The Firelighters (A Learning Experience, #7) by Christopher G. Nuttall

The Firelighters (A Learning Experience, #7) by Christopher G. Nuttall

Author:Christopher G. Nuttall
Language: eng
Format: epub
Tags: Nuttall, Space War, Interstellar War, First Contact, Alien Contact
Publisher: Christopher G. Nuttall
Published: 2023-06-15T00:00:00+00:00


Chapter Twenty-One

Elder was old.

He was in his fifties, older than most of the memory keepers, older – by far – than most of the young men and women who filled the camp. He’d been born on a plantation and had been lucky to escape when, after years of abuse, he’d killed his collaborator-supervisor and fled into the wildlands. It hadn’t been easy to find a rebel camp willing to take him in and there were times when he thought they wouldn’t have taken him at all if he hadn’t been a memory keeper. The stories he bore with him, stories he’d been told by his old tutor, were a reminder of the days before the demons. It was his role to ensure they were passed on to the young.

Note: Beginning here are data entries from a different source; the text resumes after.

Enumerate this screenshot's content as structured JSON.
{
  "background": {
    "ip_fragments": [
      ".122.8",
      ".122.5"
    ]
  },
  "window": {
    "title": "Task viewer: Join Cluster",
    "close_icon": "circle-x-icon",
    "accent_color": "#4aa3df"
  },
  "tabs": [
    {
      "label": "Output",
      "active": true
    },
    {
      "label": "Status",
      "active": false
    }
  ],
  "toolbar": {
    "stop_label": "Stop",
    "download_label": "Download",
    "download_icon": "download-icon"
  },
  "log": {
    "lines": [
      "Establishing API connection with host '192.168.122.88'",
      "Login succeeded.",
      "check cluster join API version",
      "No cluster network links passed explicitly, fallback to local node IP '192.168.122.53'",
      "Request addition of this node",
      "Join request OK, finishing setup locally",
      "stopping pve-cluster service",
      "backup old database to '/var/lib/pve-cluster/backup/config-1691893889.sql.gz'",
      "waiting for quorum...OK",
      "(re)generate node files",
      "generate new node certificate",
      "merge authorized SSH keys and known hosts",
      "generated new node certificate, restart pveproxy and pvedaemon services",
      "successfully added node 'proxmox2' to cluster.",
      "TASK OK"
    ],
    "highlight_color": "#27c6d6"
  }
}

The Tichck were not demons, of course. Elder was no fool. He’d known they were flesh and blood, as were their monstrous servants, even before he’d fled into the wilds. He knew – now – that what he’d been told were just ... lies. The planet wasn't flat – or alone. The Tichck were alien invaders from another star, not divine beings or their demonic counterparts. There was nothing special about them, save for their overwhelming technology. Elder had seen enough rebels scythed down by lightning bolts to know, beyond all doubt, that direct opposition was futile. And yet, what else could they do? His tutor had told him to take the stories and pass them down, as if stories alone would liberate them from their oppressors.

He knew better.

They say the air is growing thicker, he thought, as he watched the gunmen at their drill. He was old enough to remember when it had been easier to breathe, when his people hadn’t had blemishes on their skin that seemed to come from nowhere. They itched constantly, mocking him. They say the world is changing around us.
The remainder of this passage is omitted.